2.When you thought it couldn’t get shittier,I stumbled across another annoying handicap[SMH when does it end?].You cannot save web pages for offline use.What!!!

So you know what that means?If you’re reading a good article and you’d like to save it for use later:you will NOT be able to do it LMAO!So whatever you’re reading at the moment,you betta finish it Pronto!Or better yet:take out a pen and pad to copy whatever info you wanted LOL.How the hell would that translate being on the go,and having to have a pen and pad handy at all times?

3.The 3rd.nightmare is related to the above:web pages AUTOMATICALLY refresh themselves at will!This has to be a friggin joke man!

Let’s say you’re entering some info into a field(whichever website you’re on).Someone knocks at the door,your teapot is boiling over,the kids spilled juice all over the place,whateva…assuming you’d have to put down the iPhone to tend to something,do NOT make this grave mistake-please!The web browser WILL automatically refresh itself once the screen hasn’t been touched after a few seconds.So that means your info will be lost,images will have to reload,you’d have to scroll the page to look for where you left off[WTF]!
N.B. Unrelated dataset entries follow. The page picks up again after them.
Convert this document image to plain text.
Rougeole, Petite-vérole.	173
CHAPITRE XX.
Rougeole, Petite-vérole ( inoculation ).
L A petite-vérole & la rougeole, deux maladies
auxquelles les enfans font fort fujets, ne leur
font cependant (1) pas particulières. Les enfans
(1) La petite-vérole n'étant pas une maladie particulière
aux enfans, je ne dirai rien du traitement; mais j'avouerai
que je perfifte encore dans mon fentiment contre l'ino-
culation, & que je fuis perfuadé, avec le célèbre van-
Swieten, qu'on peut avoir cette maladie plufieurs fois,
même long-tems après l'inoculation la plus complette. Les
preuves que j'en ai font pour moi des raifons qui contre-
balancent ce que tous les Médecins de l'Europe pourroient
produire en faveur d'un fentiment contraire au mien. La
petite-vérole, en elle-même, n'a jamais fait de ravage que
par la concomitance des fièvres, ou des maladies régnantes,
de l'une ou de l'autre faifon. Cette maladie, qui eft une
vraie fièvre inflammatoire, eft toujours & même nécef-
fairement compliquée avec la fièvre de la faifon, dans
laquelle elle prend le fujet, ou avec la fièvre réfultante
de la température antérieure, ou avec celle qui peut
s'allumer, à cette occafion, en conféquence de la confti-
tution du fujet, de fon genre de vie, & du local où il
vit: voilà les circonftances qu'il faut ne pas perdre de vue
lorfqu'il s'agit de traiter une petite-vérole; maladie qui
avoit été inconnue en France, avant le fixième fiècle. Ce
4.As much as I love saving web pages,uploading to the net and all,it gets worst [shit!]!Are you ready for this?It’s impossible to download ringtones/mp3′s and set them as your ringtone!!!Hold on!You may be saying to yourself,”But this is a basic feature of any other platform/phone ever invented since 2005.Enabling a song(mp3)as my ringtone is possible on any other mobile”.Yes-but not capable with the iPhone.

To set a song or ringtone as your ringtone(or message tone),you’d have to do this via the dreaded iTunes.Which means you’d have to log onto a computer,have to have iTunes already installed…A supposed simple procedure made complex by the iPhone developers huh?
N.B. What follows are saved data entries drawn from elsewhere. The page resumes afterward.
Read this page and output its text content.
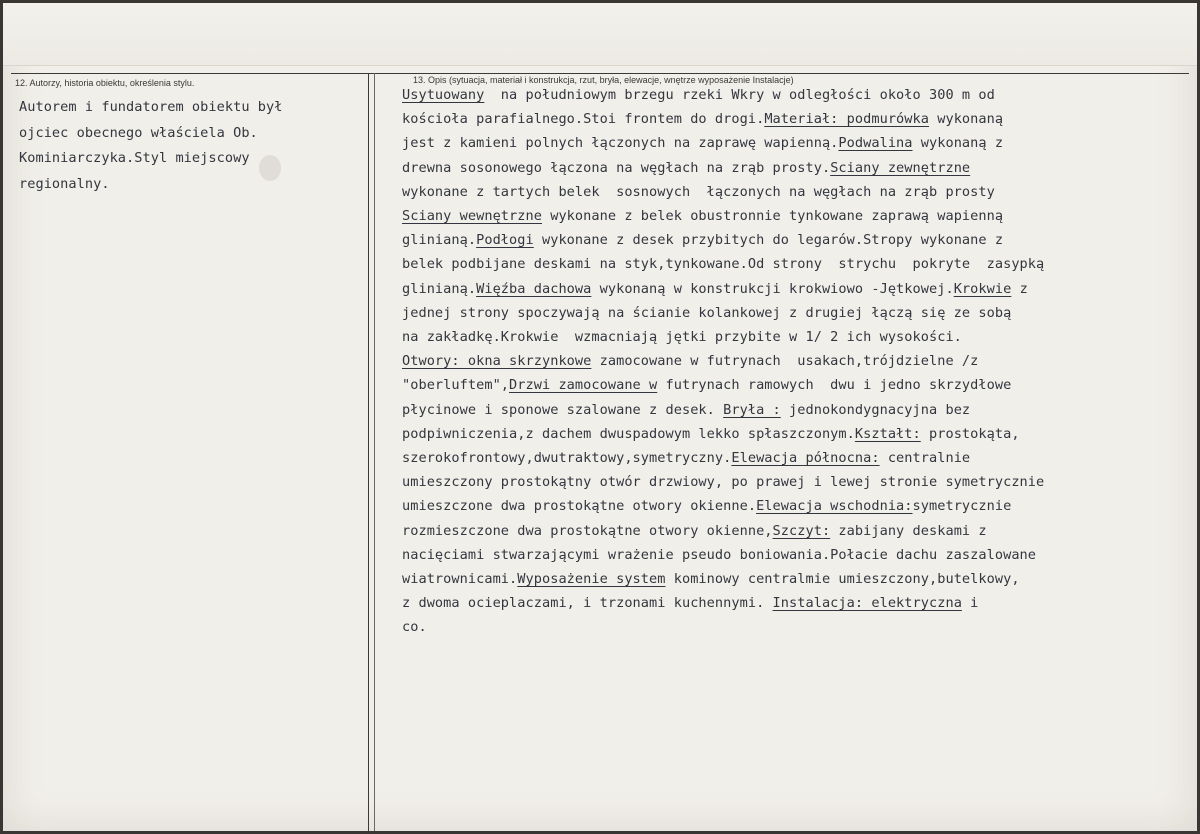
12. Autorzy, historia obiektu, określenia stylu.	13. Opis (sytuacja, materiał i konstrukcja, rzut, bryła, elewacje, wnętrze wyposażenie Instalacje)
Autorem i fundatorem obiektu był
ojciec obecnego właściela Ob.
Kominiarczyka.Styl miejscowy
regionalny.
Usytuowany  na południowym brzegu rzeki Wkry w odległości około 300 m od
kościoła parafialnego.Stoi frontem do drogi.Materiał: podmurówka wykonaną
jest z kamieni polnych łączonych na zaprawę wapienną.Podwalina wykonaną z
drewna sosonowego łączona na węgłach na zrąb prosty.Sciany zewnętrzne
wykonane z tartych belek  sosnowych  łączonych na węgłach na zrąb prosty
Sciany wewnętrzne wykonane z belek obustronnie tynkowane zaprawą wapienną
glinianą.Podłogi wykonane z desek przybitych do legarów.Stropy wykonane z
belek podbijane deskami na styk,tynkowane.Od strony  strychu  pokryte  zasypką
glinianą.Więźba dachowa wykonaną w konstrukcji krokwiowo -Jętkowej.Krokwie z
jednej strony spoczywają na ścianie kolankowej z drugiej łączą się ze sobą
na zakładkę.Krokwie  wzmacniają jętki przybite w 1/ 2 ich wysokości.
Otwory: okna skrzynkowe zamocowane w futrynach  usakach,trójdzielne /z
"oberluftem",Drzwi zamocowane w futrynach ramowych  dwu i jedno skrzydłowe
płycinowe i sponowe szalowane z desek. Bryła : jednokondygnacyjna bez
podpiwniczenia,z dachem dwuspadowym lekko spłaszczonym.Kształt: prostokąta,
szerokofrontowy,dwutraktowy,symetryczny.Elewacja północna: centralnie
umieszczony prostokątny otwór drzwiowy, po prawej i lewej stronie symetrycznie
umieszczone dwa prostokątne otwory okienne.Elewacja wschodnia:symetrycznie
rozmieszczone dwa prostokątne otwory okienne,Szczyt: zabijany deskami z
nacięciami stwarzającymi wrażenie pseudo boniowania.Połacie dachu zaszalowane
wiatrownicami.Wyposażenie system kominowy centralmie umieszczony,butelkowy,
z dwoma ocieplaczami, i trzonami kuchennymi. Instalacja: elektryczna i
co.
5.Last but not least,this handicap relates to the above(#4):You CANNOT download songs(mp3),e-books nor video files via Safari default browser LMAO!

So,if you happen to be checking out some videos online and decide to click on the download link:think again dude-that won’t be happening!Same goes for music.You’d have to download an alternate downloader app.And the right one is almost impossible to find.The layman would NOT be able to do this.
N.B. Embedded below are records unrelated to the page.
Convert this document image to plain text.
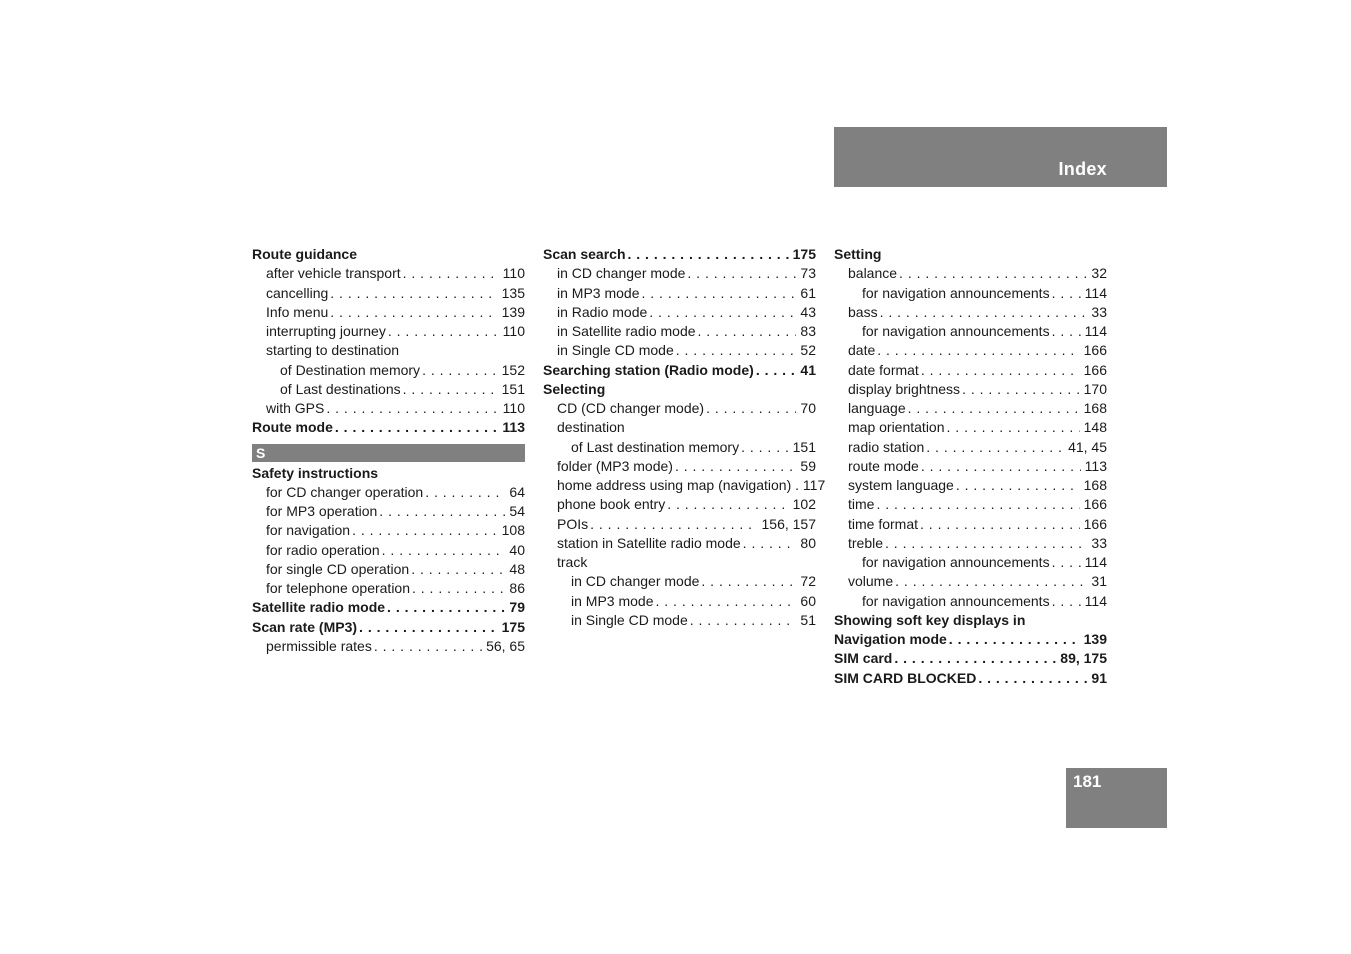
Index
Route guidance
after vehicle transport . . .	110
cancelling . . .	135
Info menu . . .	139
interrupting journey . . .	110
starting to destination
of Destination memory . . .	152
of Last destinations . . .	151
with GPS . . .	110
Route mode . . .	113
S
Safety instructions
for CD changer operation . . .	64
for MP3 operation . . .	54
for navigation . . .	108
for radio operation . . .	40
for single CD operation . . .	48
for telephone operation . . .	86
Satellite radio mode . . .	79
Scan rate (MP3) . . .	175
permissible rates . . .	56, 65
Scan search . . .	175
in CD changer mode . . .	73
in MP3 mode . . .	61
in Radio mode . . .	43
in Satellite radio mode . . .	83
in Single CD mode . . .	52
Searching station (Radio mode) . . .	41
Selecting
CD (CD changer mode) . . .	70
destination
of Last destination memory . . .	151
folder (MP3 mode) . . .	59
home address using map (navigation) . 117
phone book entry . . .	102
POIs . . .	156, 157
station in Satellite radio mode . . .	80
track
in CD changer mode . . .	72
in MP3 mode . . .	60
in Single CD mode . . .	51
Setting
balance . . .	32
for navigation announcements . . .	114
bass . . .	33
for navigation announcements . . .	114
date . . .	166
date format . . .	166
display brightness . . .	170
language . . .	168
map orientation . . .	148
radio station . . .	41, 45
route mode . . .	113
system language . . .	168
time . . .	166
time format . . .	166
treble . . .	33
for navigation announcements . . .	114
volume . . .	31
for navigation announcements . . .	114
Showing soft key displays in
Navigation mode . . .	139
SIM card . . .	89, 175
SIM CARD BLOCKED . . .	91
181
And guys,that’s just the tip of the iceberg.The list of bullshit that you inevitably purchase once you get an iPhone is endless!

There are few hidden tweaks which enable you to work around ‘saving web pages’.I stumbled upon a few tips and tricks for this(after 2 days of intense googling).For computer junkies like I am-that’s no prob.But the average Joe/Jane would’ve already smashed the device to pieces via sheer frustration.I wouldn’t blame them.

Why is the iPhone so popular then?I have no fucking idea.Must be the Apple brand(which is bullshit).

If you just intend to use it to make and receive calls-then cool(almost).However,for web browsing and using the net period-you’re better off getting any other handset on the market.

The only good thing about the iPhone is that it makes for a good wingman.I’m a pick-up artist,and somehow:chics are fascinated by iPhones.Just having one helps me pick up chics LOL.

There’s a lot more I couldn’t mention here(trying to stay brief:
*App crashing
*Slowest web browsing ever(despite best net speed)
*Inadvertently hanging up
*No photo albums(so every photo is saved in same file).

I guess I’d have to blog about a part 2 to this issue since there are so many.